Strafbaarheid van de verdachte
Verdachte is strafbaar, nu geen omstandigheid is gebleken of aannemelijk geworden die verdachte niet strafbaar zou doen zijn.
Oplegging van straf en/of maatregel
Het hof acht na te melden strafoplegging in overeenstemming met de aard en de ernst van het bewezenverklaarde, de omstandigheden waaronder dit is begaan, mede gelet op de persoon van verdachte, zoals van een en ander bij het onderzoek ter terechtzitting is gebleken.
Het hof heeft bij de straftoemeting in het bijzonder in aanmerking genomen -en vindt daarin de redenen die tot de keuze van een onvoorwaardelijke vrijheidsstraf van na te melden duur leiden- dat verdachte zich samen met diens medeverdachten schuldig heeft gemaakt aan het onder bedreiging van een vuurwapen van de vrijheid beroven van een persoon. Verdachte heeft hiermee een ernstige inbreuk gemaakt op de persoonlijke integriteit van het slachtoffer en de ernst van dit misdrijf op zich rechtvaardigt reeds naar het oordeel van het hof een vrijheidsbenemende straf van aanzienlijke duur. Verdachte heeft zich echter daarenboven schuldig gemaakt aan het in georganiseerd verband uitvoeren van aanzienlijke hoeveelheden cocaïne. Het hof rekent verdachte diens niet onbelangrijke rol in deze criminele organisatie zwaar aan en heeft voorts gelet op het gegeven dat verdachte zich hierbij enkel heeft laten leiden door eigen financieel gewin en geen enkele waarde heeft gehecht aan de gevaren voor de volksgezondheid en voor de door hem geronselde, veelal jonge, koeriers.
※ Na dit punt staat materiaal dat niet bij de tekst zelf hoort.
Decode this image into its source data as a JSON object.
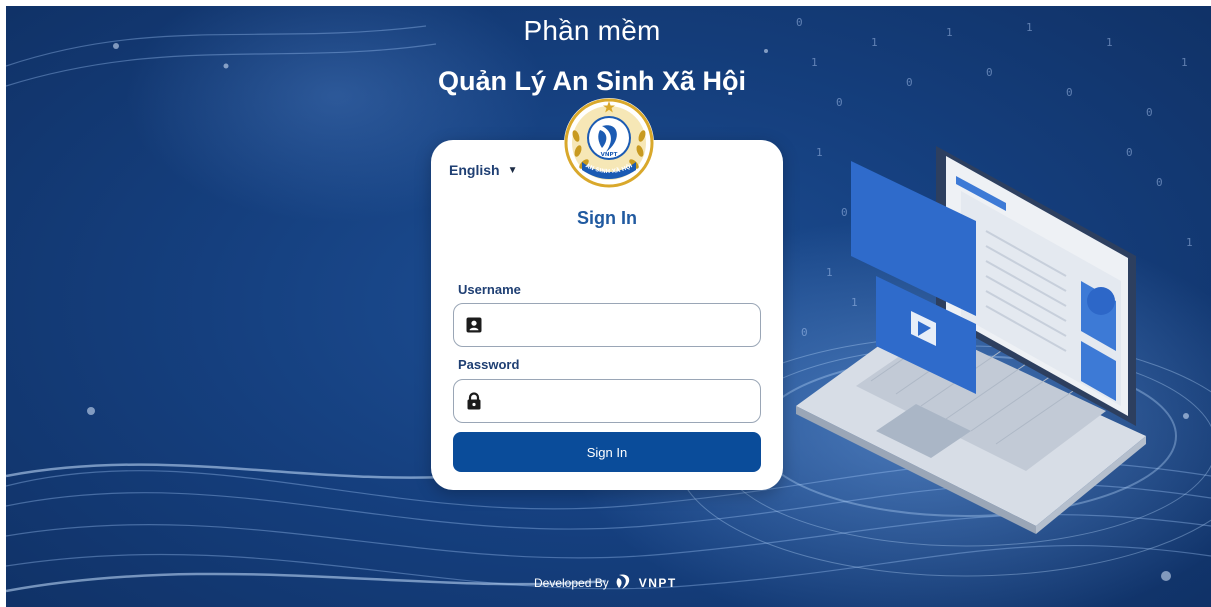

Hoewel slechts voor het onder 1 subsidiaire feit wordt veroordeeld, acht het hof de geëiste gevangenisstraf daarom ten volle op zijn plaats.
De na te melden inbeslaggenomen en nog niet teruggegeven voorwerpen, zijn –voorzover nodig- vatbaar voor onttrekking aan het verkeer, nu deze bij gelegenheid van het onderzoek naar de door verdachte begane misdrijven werden aangetroffen en deze aan verdachte toebehorende voorwerpen kunnen dienen tot het begaan of de voorbereiding van soortgelijke misdrijven, terwijl deze van zodanige aard zijn dat het ongecontroleerde bezit daarvan in strijd is met de wet.
Toepasselijke wettelijke voorschriften
Het hof heeft gelet op de artikelen 2 (oud) en 10 (oud) van de Opiumwet en de artikelen 36b, 36c, 36d, 47, 57, 63, 140 en 282 van het Wetboek van Strafrecht.
BESLISSING
Het hof:
Vernietigt het vonnis, waarvan beroep, en doet opnieuw recht:
Verklaart niet bewezen, dat verdachte het onder 1 primair telastegelegde heeft begaan en spreekt verdachte daarvan vrij.
Verklaart zoals hiervoor overwogen bewezen, dat verdachte het onder 1 subsidiair, 2 primair, 3 primair en 4 telastegelegde heeft begaan.
Verklaart niet bewezen hetgeen verdachte meer of anders is telastegelegd dan hierboven is bewezenverklaard en spreekt verdachte daarvan vrij.
Verklaart het bewezenverklaarde strafbaar, kwalificeert dit als hiervoor vermeld en verklaart verdachte strafbaar.
Veroordeelt verdachte tot een gevangenisstraf voor de duur van 6 (zes) jaren.
Bepaalt, dat de tijd, door verdachte vóór de tenuitvoerlegging van deze uitspraak in verzekering en voorlopige hechtenis doorgebracht, bij de tenuitvoerlegging van de opgelegde gevangenisstraf geheel in mindering zal worden gebracht.
De in beslag genomen voorwerpen
Beveelt –voorzover nodig- de onttrekking aan het verkeer van de inbeslaggenomen, nog niet teruggegeven voorwerpen, te weten:
- Een revolver, Smith & Wesson, model M83/92, kalber 357 Magnum, serienummer 33955
- Een pistool, FN, model onbekend, kaliber, 99mm Luger, serienummer niet aanwezig
- 30 patronen kaliber 9mm Luger
- 1 patroonhouder.
Aldus gewezen door
mr Roessingh-Bakels, voorzitter,
mrs Denie en De Vries, raadsheren,
in tegenwoordigheid van Robroek, griffier,
en op 6 april 2004 ter openbare terechtzitting uitgesproken.